若松:私は地域おこし協力隊として、茨城の中小企業向けにインターンシップを行っていたため、地域コーディネーターを仰せつかりました。何か新しいことに取り組んでみたいというモチベーションが高い後継ぎに出ていただきたいということで、お二人をアイデアソンに誘いました。
藤田:それまでは店でひたすら和菓子を作る毎日でしたが、そろそろ外に出て新しい情報が欲しいと思ったタイミングで参加できて本当によかったです。和菓子業界に何が足りていて、何が足りていないのかということを振り返る良いきっかけになりました。
高橋:お声がけいただいたときに僕で大丈夫かなと思いながら、若松さんにケツをたたかれて参加しました。豆腐屋という狭い業界の常識の中にいて、ほかの業種のことはよく知らなかったのですが、いろいろな分野の方に意見をいただけて本当に勉強になりました。
藤田:和菓子業界は高齢化が進み、後継者不足に悩んでいます。洋菓子は価格を上げて収益を高める構造改革に取り組んで、この10年で改善を図りましたが、和菓子業界は「高いと売れない」という固定観念にとらわれていました。人件費も材料費も上がる中、やはり高くても売れるという収益性を確保しながら、お客さまに価値を感じていただかなくてはいけないのだという気づきをもらえたのが一番大きい収穫でした。

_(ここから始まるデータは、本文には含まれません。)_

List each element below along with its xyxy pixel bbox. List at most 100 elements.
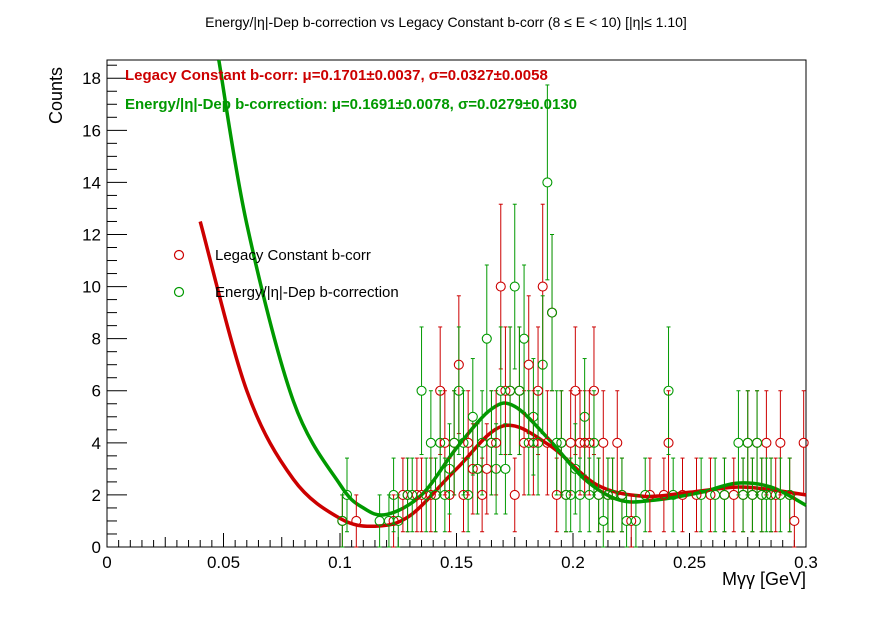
data-point-energy [588, 437, 600, 448]
data-point-legacy [425, 489, 436, 500]
data-point-energy [486, 437, 497, 448]
data-point-energy [500, 463, 511, 474]
data-point-legacy [626, 515, 637, 527]
chart-title: Energy/|η|-Dep b-correction vs Legacy Co… [205, 14, 687, 30]
y-tick-label: 2 [92, 486, 101, 505]
data-point-legacy [523, 359, 534, 370]
legend-marker-legacy [173, 249, 185, 261]
data-point-legacy [588, 385, 600, 396]
y-tick-label: 8 [92, 330, 101, 349]
y-tick-label: 4 [92, 434, 101, 453]
y-axis-ticks: 0 2 4 6 8 10 12 14 16 18 [82, 64, 127, 557]
data-point-legacy [477, 489, 488, 500]
data-point-energy [668, 489, 679, 500]
data-point-energy [560, 489, 572, 500]
y-tick-label: 12 [82, 225, 101, 244]
data-point-energy [733, 437, 744, 448]
y-axis-label: Counts [46, 67, 66, 124]
fit-curves [198, 59, 807, 529]
data-point-energy [472, 463, 483, 474]
x-tick-label: 0.1 [328, 553, 352, 572]
data-point-legacy [467, 463, 478, 474]
data-point-legacy [500, 385, 511, 396]
data-point-energy [444, 463, 455, 474]
data-point-legacy [495, 281, 506, 292]
data-point-energy [663, 385, 674, 396]
data-point-legacy [435, 385, 446, 396]
data-point-legacy [351, 515, 362, 527]
x-tick-label: 0.05 [207, 553, 240, 572]
data-point-energy [435, 437, 446, 448]
data-point-energy [528, 411, 539, 422]
data-point-energy [453, 385, 464, 396]
error-bars [340, 84, 806, 548]
x-tick-label: 0.25 [673, 553, 706, 572]
data-point-energy [719, 489, 730, 500]
data-point-energy [579, 411, 590, 422]
data-point-energy [542, 177, 553, 188]
data-point-energy [616, 489, 627, 500]
data-point-energy [537, 359, 548, 370]
data-point-legacy [761, 437, 772, 448]
data-markers [337, 177, 809, 527]
data-point-legacy [537, 281, 548, 292]
data-point-legacy [798, 437, 809, 448]
x-axis-label: Mγγ [GeV] [722, 569, 806, 589]
x-tick-label: 0.15 [440, 553, 473, 572]
stat-energy: Energy/|η|-Dep b-correction: μ=0.1691±0.… [125, 96, 577, 113]
data-point-energy [509, 281, 520, 292]
data-point-energy [374, 515, 385, 527]
data-point-energy [630, 515, 641, 527]
data-point-legacy [444, 489, 455, 500]
data-point-legacy [584, 437, 595, 448]
data-point-energy [467, 411, 478, 422]
data-point-energy [519, 333, 530, 344]
data-point-energy [463, 489, 474, 500]
data-point-legacy [481, 463, 492, 474]
y-tick-label: 6 [92, 382, 101, 401]
y-tick-label: 18 [82, 69, 101, 88]
data-point-energy [696, 489, 707, 500]
legend: Legacy Constant b-corr Energy/|η|-Dep b-… [173, 247, 399, 301]
data-point-energy [532, 437, 544, 448]
data-point-legacy [663, 437, 674, 448]
data-point-legacy [463, 437, 474, 448]
y-tick-label: 10 [82, 278, 101, 297]
data-point-energy [551, 437, 562, 448]
data-point-energy [752, 437, 763, 448]
x-tick-label: 0.2 [561, 553, 585, 572]
data-point-energy [402, 489, 413, 500]
data-point-legacy [789, 515, 800, 527]
data-point-energy [388, 489, 399, 500]
data-point-legacy [565, 437, 576, 448]
data-point-energy [570, 463, 581, 474]
legend-marker-energy [173, 286, 185, 298]
data-point-legacy [612, 437, 623, 448]
data-point-energy [407, 489, 418, 500]
data-point-energy [602, 489, 614, 500]
data-point-legacy [644, 489, 655, 500]
data-point-energy [439, 489, 450, 500]
data-point-legacy [491, 437, 502, 448]
data-point-energy [598, 515, 609, 527]
data-point-legacy [458, 489, 469, 500]
data-point-energy [514, 385, 525, 396]
fit-curve-energy [217, 59, 807, 517]
legend-label-energy: Energy/|η|-Dep b-correction [215, 284, 399, 301]
data-point-energy [556, 437, 567, 448]
data-point-energy [761, 489, 772, 500]
data-point-energy [416, 385, 427, 396]
data-point-energy [393, 515, 404, 527]
data-point-energy [341, 489, 353, 500]
data-point-energy [337, 515, 348, 527]
data-point-legacy [691, 489, 702, 500]
data-point-energy [425, 437, 436, 448]
data-point-energy [449, 437, 460, 448]
y-tick-label: 16 [82, 121, 101, 140]
data-point-energy [481, 333, 492, 344]
x-tick-label: 0 [102, 553, 111, 572]
data-point-energy [458, 437, 469, 448]
data-point-legacy [570, 385, 581, 396]
data-point-legacy [453, 359, 464, 370]
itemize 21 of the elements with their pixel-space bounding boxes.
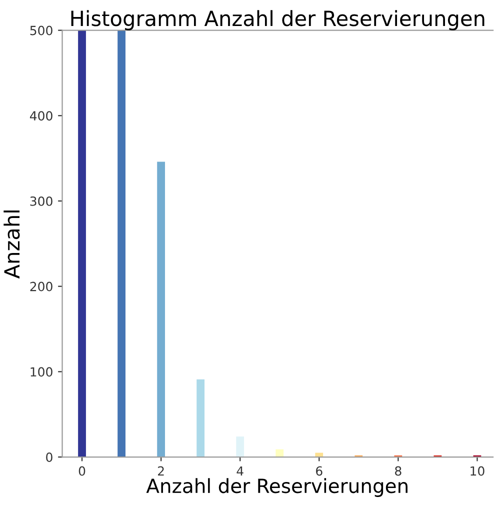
x-tick-label: 2 bbox=[158, 466, 164, 476]
chart-title: Histogramm Anzahl der Reservierungen bbox=[71, 10, 484, 30]
x-tick-label: 0 bbox=[78, 466, 86, 476]
y-tick-label: 0 bbox=[46, 452, 52, 462]
bar bbox=[157, 162, 165, 458]
bar bbox=[236, 436, 244, 458]
bar bbox=[196, 379, 205, 458]
bar bbox=[78, 30, 86, 458]
x-tick-label: 6 bbox=[316, 466, 322, 476]
bar bbox=[118, 30, 126, 458]
y-tick-label: 500 bbox=[30, 26, 52, 36]
y-axis-title: Anzahl bbox=[4, 210, 20, 279]
x-tick-label: 4 bbox=[236, 466, 244, 476]
x-axis-title: Anzahl der Reservierungen bbox=[146, 478, 408, 497]
y-tick-label: 400 bbox=[30, 111, 52, 121]
bar bbox=[276, 449, 284, 458]
x-tick-label: 8 bbox=[395, 466, 402, 476]
y-tick-label: 300 bbox=[30, 196, 52, 206]
y-tick-label: 100 bbox=[30, 367, 52, 377]
y-tick-label: 200 bbox=[30, 282, 52, 292]
x-tick-label: 10 bbox=[470, 466, 484, 476]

高橋:まさに同じです。大手が安く売っている豆腐に付加価値を付けて高く売るために、直売所を作ったり、豆乳スイーツを作りたいと考えていたので、どう進めたらいいのかをアイデアソンで相談させてもらいました。例えば、プレスリリースをするなんて言う方法を僕は知らなかったし、SNSでどうお客さんを獲得していくとか、店のブランディングの仕方などもわからなかった。情報だけがちまたにたくさんある中、具体的なアドバイスをいただけたのがありがたかったです。
藤田:それまでと違う発想をもらえたことも大きかった。どういう場面で和菓子を食べるのか、どういうパッケージにすると食べやすいのかということなど考えたことがなかった。自分がおいしいと思った和菓子を真面目に作って、お客さんに提案する今までとは、逆の組み立て方で和菓子を考えることが斬新でしたね。
若松:高橋さんは、ほぼ赤字で借金も抱えた豆腐店の生産効率化を図ったり、売り方を変える努力をされて黒字化させたのを知っていましたから、参加する経営者にも刺激になると狙っていました。藤田さんも新しい挑戦をしたいと精力的に動いていましたし、法人化し、事業承継されるということで、よいタイミングだなとお声がけしました。
高橋:豆腐を3割ほど値上げしたいと職人気質の父親に言ったら、「頭がおかしい」と言われて大げんかしました。それで「やれるもんならやってみろ!」と言われて半ば強引に承継しました。取引先にきちんと説明して回った結果、売り上げは下がりましたが、利益は出るようになりました。
藤田:承継の話は10年くらい前からあったんですが、細かく決まっていませんでした。あるとき法人じゃないから、ホテルイベントに出られないと言われ、個人事業の社会的信用の限界を痛感したことが、法人化して継ぐきっかけになりました。
若松:家業は、どのタイミングで承継するかが非常にわかりづらいですね。親は「まだこいつわかってない」と思っているし、継ぐ側は「仕事はできているし、もっと現状を変えたい」と思っている。私は、次の世代が30~40代のうちに事業承継するほうが、現役感があって良いと思います。
藤田:親の世代は、和菓子は値段を上げたら売れないと思い込んでいたんです。でも「うちの商品は良いものだから、自信をもってこの価格にしよう」とやってみたらちゃんと売れて、しかも次に良い商品を作る余裕も作れる。私には直接言わないけれど、父が「なんかインターネットでやってるみたいなんだよ」とうれしそうに周囲に話をしていることを回りまわって耳にしました。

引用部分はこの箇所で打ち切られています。